İlginçtir ki kendi hükümetinin elemanlarıyla ateşkes konusunu görüşme ve karara bağlama işini erteleyen Olmert, Amerika’ya giderek bu konuyu Bush’la görüşmeye başladı. Belki bu konuda onun fikrine ihtiyacı olabilir. Ama Olmert’in ABD ziyaretinin aynı zamanda bir moral ve destek arayışı olduğu biliniyor. Bush ve çevresindeki kadrosu da rüşvet skandalından dolayı iyice köşeye sıkışan Olmert’e moral vermeye, kendisini rahatlatmaya çalıştılar.

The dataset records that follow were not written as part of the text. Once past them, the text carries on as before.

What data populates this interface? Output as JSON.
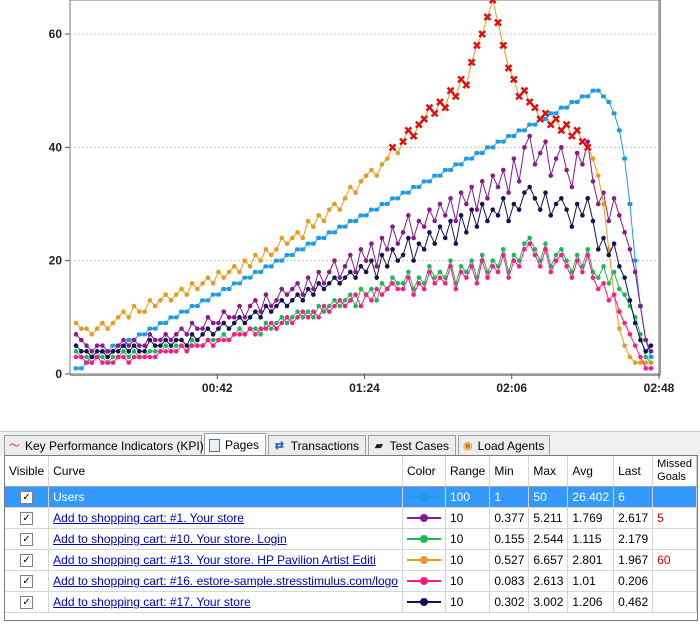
{
  "chart_data": {
    "type": "line",
    "x_ticks": [
      "00:42",
      "01:24",
      "02:06",
      "02:48"
    ],
    "y_ticks": [
      "0",
      "20",
      "40",
      "60"
    ],
    "ylim": [
      0,
      66
    ],
    "grid": true,
    "missed_goal_marker": "red-x-icon",
    "series": [
      {
        "name": "Users",
        "color": "#1e9be8",
        "values": [
          1,
          1,
          2,
          3,
          3,
          4,
          4,
          5,
          5,
          5,
          6,
          6,
          7,
          7,
          8,
          8,
          9,
          9,
          10,
          10,
          11,
          11,
          12,
          12,
          13,
          13,
          14,
          14,
          15,
          15,
          16,
          16,
          17,
          17,
          18,
          18,
          19,
          19,
          20,
          20,
          21,
          21,
          22,
          22,
          23,
          23,
          24,
          24,
          25,
          25,
          26,
          26,
          27,
          27,
          28,
          28,
          29,
          29,
          30,
          30,
          31,
          31,
          32,
          32,
          33,
          33,
          34,
          34,
          35,
          35,
          36,
          36,
          37,
          37,
          38,
          38,
          39,
          39,
          40,
          40,
          41,
          41,
          42,
          42,
          43,
          43,
          44,
          44,
          45,
          45,
          46,
          46,
          47,
          47,
          48,
          48,
          49,
          49,
          50,
          50,
          49,
          48,
          46,
          43,
          38,
          30,
          20,
          12,
          6,
          3
        ]
      },
      {
        "name": "Add to shopping cart: #1. Your store",
        "color": "#8b1a8b",
        "values": [
          7,
          6,
          5,
          4,
          5,
          5,
          4,
          4,
          5,
          6,
          5,
          6,
          5,
          5,
          7,
          6,
          6,
          7,
          6,
          7,
          8,
          7,
          9,
          8,
          8,
          10,
          9,
          9,
          11,
          10,
          10,
          12,
          10,
          12,
          13,
          11,
          14,
          12,
          13,
          15,
          14,
          15,
          16,
          14,
          17,
          15,
          18,
          16,
          18,
          20,
          17,
          19,
          21,
          18,
          22,
          20,
          23,
          19,
          24,
          22,
          26,
          23,
          25,
          28,
          24,
          27,
          26,
          29,
          27,
          30,
          28,
          31,
          27,
          32,
          30,
          33,
          29,
          34,
          31,
          35,
          33,
          36,
          32,
          38,
          34,
          40,
          42,
          37,
          39,
          41,
          35,
          38,
          40,
          36,
          33,
          39,
          37,
          41,
          34,
          30,
          32,
          27,
          31,
          28,
          25,
          22,
          18,
          12,
          6,
          4
        ]
      },
      {
        "name": "Add to shopping cart: #10. Your store. Login",
        "color": "#1db954",
        "values": [
          4,
          3,
          3,
          2,
          3,
          3,
          2,
          3,
          3,
          4,
          3,
          4,
          3,
          3,
          4,
          4,
          4,
          5,
          4,
          5,
          5,
          4,
          6,
          5,
          5,
          6,
          6,
          6,
          7,
          6,
          7,
          8,
          7,
          8,
          8,
          7,
          9,
          8,
          9,
          10,
          9,
          10,
          11,
          10,
          11,
          10,
          12,
          11,
          12,
          13,
          12,
          13,
          14,
          12,
          15,
          14,
          15,
          13,
          16,
          15,
          17,
          16,
          16,
          18,
          15,
          17,
          16,
          19,
          17,
          18,
          17,
          20,
          16,
          19,
          18,
          20,
          17,
          21,
          18,
          20,
          19,
          22,
          18,
          21,
          20,
          23,
          24,
          22,
          20,
          23,
          19,
          21,
          22,
          20,
          18,
          21,
          19,
          22,
          18,
          17,
          19,
          16,
          18,
          15,
          14,
          12,
          10,
          7,
          3,
          2
        ]
      },
      {
        "name": "Add to shopping cart: #13. Your store. HP Pavilion Artist Editi",
        "color": "#e89a1e",
        "values": [
          9,
          8,
          8,
          7,
          8,
          9,
          8,
          9,
          10,
          11,
          10,
          12,
          11,
          11,
          13,
          12,
          13,
          14,
          13,
          14,
          15,
          14,
          16,
          15,
          16,
          17,
          16,
          18,
          17,
          18,
          19,
          18,
          20,
          19,
          21,
          20,
          22,
          21,
          22,
          24,
          23,
          24,
          25,
          24,
          27,
          26,
          28,
          27,
          29,
          30,
          29,
          31,
          33,
          32,
          34,
          35,
          36,
          35,
          37,
          38,
          40,
          39,
          41,
          43,
          42,
          44,
          45,
          47,
          46,
          48,
          47,
          50,
          49,
          52,
          51,
          55,
          58,
          60,
          63,
          66,
          62,
          58,
          54,
          52,
          49,
          50,
          48,
          47,
          45,
          46,
          44,
          45,
          43,
          44,
          42,
          43,
          41,
          40,
          38,
          35,
          30,
          22,
          14,
          8,
          5,
          3,
          2,
          2,
          2,
          2
        ]
      },
      {
        "name": "Add to shopping cart: #16. estore-sample.stresstimulus.com/logo",
        "color": "#ff1a8c",
        "values": [
          3,
          3,
          2,
          2,
          3,
          2,
          2,
          2,
          3,
          3,
          2,
          3,
          3,
          3,
          3,
          3,
          4,
          4,
          4,
          4,
          5,
          4,
          5,
          5,
          5,
          6,
          5,
          6,
          6,
          6,
          7,
          7,
          7,
          8,
          7,
          8,
          8,
          9,
          8,
          9,
          10,
          9,
          10,
          11,
          10,
          11,
          10,
          12,
          11,
          12,
          13,
          12,
          13,
          14,
          12,
          14,
          13,
          15,
          14,
          15,
          16,
          15,
          15,
          17,
          14,
          16,
          15,
          18,
          16,
          17,
          16,
          19,
          15,
          18,
          17,
          19,
          16,
          20,
          17,
          19,
          18,
          21,
          17,
          20,
          19,
          22,
          23,
          21,
          19,
          22,
          18,
          20,
          21,
          19,
          17,
          20,
          18,
          21,
          17,
          15,
          16,
          13,
          14,
          11,
          9,
          7,
          5,
          3,
          1,
          1
        ]
      },
      {
        "name": "Add to shopping cart: #17. Your store",
        "color": "#141450",
        "values": [
          5,
          4,
          4,
          3,
          4,
          4,
          3,
          4,
          4,
          5,
          4,
          5,
          4,
          4,
          6,
          5,
          5,
          6,
          5,
          6,
          6,
          5,
          7,
          6,
          7,
          8,
          7,
          8,
          9,
          8,
          9,
          10,
          9,
          10,
          11,
          10,
          12,
          11,
          12,
          13,
          12,
          13,
          14,
          13,
          15,
          14,
          16,
          15,
          16,
          17,
          16,
          17,
          18,
          17,
          19,
          18,
          20,
          17,
          21,
          19,
          22,
          20,
          21,
          24,
          20,
          23,
          22,
          25,
          23,
          26,
          24,
          27,
          23,
          28,
          25,
          29,
          26,
          30,
          27,
          29,
          28,
          31,
          27,
          30,
          29,
          32,
          33,
          31,
          29,
          32,
          28,
          30,
          31,
          29,
          26,
          30,
          28,
          31,
          27,
          22,
          24,
          21,
          23,
          19,
          17,
          13,
          9,
          6,
          4,
          5
        ]
      }
    ]
  },
  "tabs": {
    "kpi": "Key Performance Indicators (KPI)",
    "pages": "Pages",
    "transactions": "Transactions",
    "test_cases": "Test Cases",
    "load_agents": "Load Agents"
  },
  "columns": {
    "visible": "Visible",
    "curve": "Curve",
    "color": "Color",
    "range": "Range",
    "min": "Min",
    "max": "Max",
    "avg": "Avg",
    "last": "Last",
    "missed_goals": "Missed Goals"
  },
  "rows": [
    {
      "visible": "✓",
      "curve": "Users",
      "color": "#1e9be8",
      "range": "100",
      "min": "1",
      "max": "50",
      "avg": "26.402",
      "last": "6",
      "missed": ""
    },
    {
      "visible": "✓",
      "curve": "Add to shopping cart: #1. Your store",
      "color": "#8b1a8b",
      "range": "10",
      "min": "0.377",
      "max": "5.211",
      "avg": "1.769",
      "last": "2.617",
      "missed": "5"
    },
    {
      "visible": "✓",
      "curve": "Add to shopping cart: #10. Your store. Login",
      "color": "#1db954",
      "range": "10",
      "min": "0.155",
      "max": "2.544",
      "avg": "1.115",
      "last": "2.179",
      "missed": ""
    },
    {
      "visible": "✓",
      "curve": "Add to shopping cart: #13. Your store. HP Pavilion Artist Editi",
      "color": "#e89a1e",
      "range": "10",
      "min": "0.527",
      "max": "6.657",
      "avg": "2.801",
      "last": "1.967",
      "missed": "60"
    },
    {
      "visible": "✓",
      "curve": "Add to shopping cart: #16. estore-sample.stresstimulus.com/logo",
      "color": "#ff1a8c",
      "range": "10",
      "min": "0.083",
      "max": "2.613",
      "avg": "1.01",
      "last": "0.206",
      "missed": ""
    },
    {
      "visible": "✓",
      "curve": "Add to shopping cart: #17. Your store",
      "color": "#141450",
      "range": "10",
      "min": "0.302",
      "max": "3.002",
      "avg": "1.206",
      "last": "0.462",
      "missed": ""
    }
  ]
}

Siyonist yönetim bir yandan ateşkes önerisini gündemine almış gibi görünürken diğer yandan işgalci, yayılmacı ve gaspçı tutumundaki ısrarını sürdürüyor. Ateşkes önerisinin görüşüleceği toplantıyı erteleyen işgal yönetimi Kudüs’te yeni yerleşim birimleri inşa edilmesini hemen karara bağladı.
Yeni planda Kudüs ve çevresine işgalci göçmen Yahudiler için 887 yeni konut inşa edilmesi kararlaştırıldı. Ayrıca Olmert hükümeti 1420 yeni konut için para tahsisini de karara bağladı.
Ne yazık ki Özerk Yönetim Başkanı Abbas da Olmert’le görüşme yaparak hem sıkıntılı günlerinde onu rahatlatmaya hem de Kudüs’teki Yahudileştirme projelerinin üstüne perde çekmeye çalışıyor.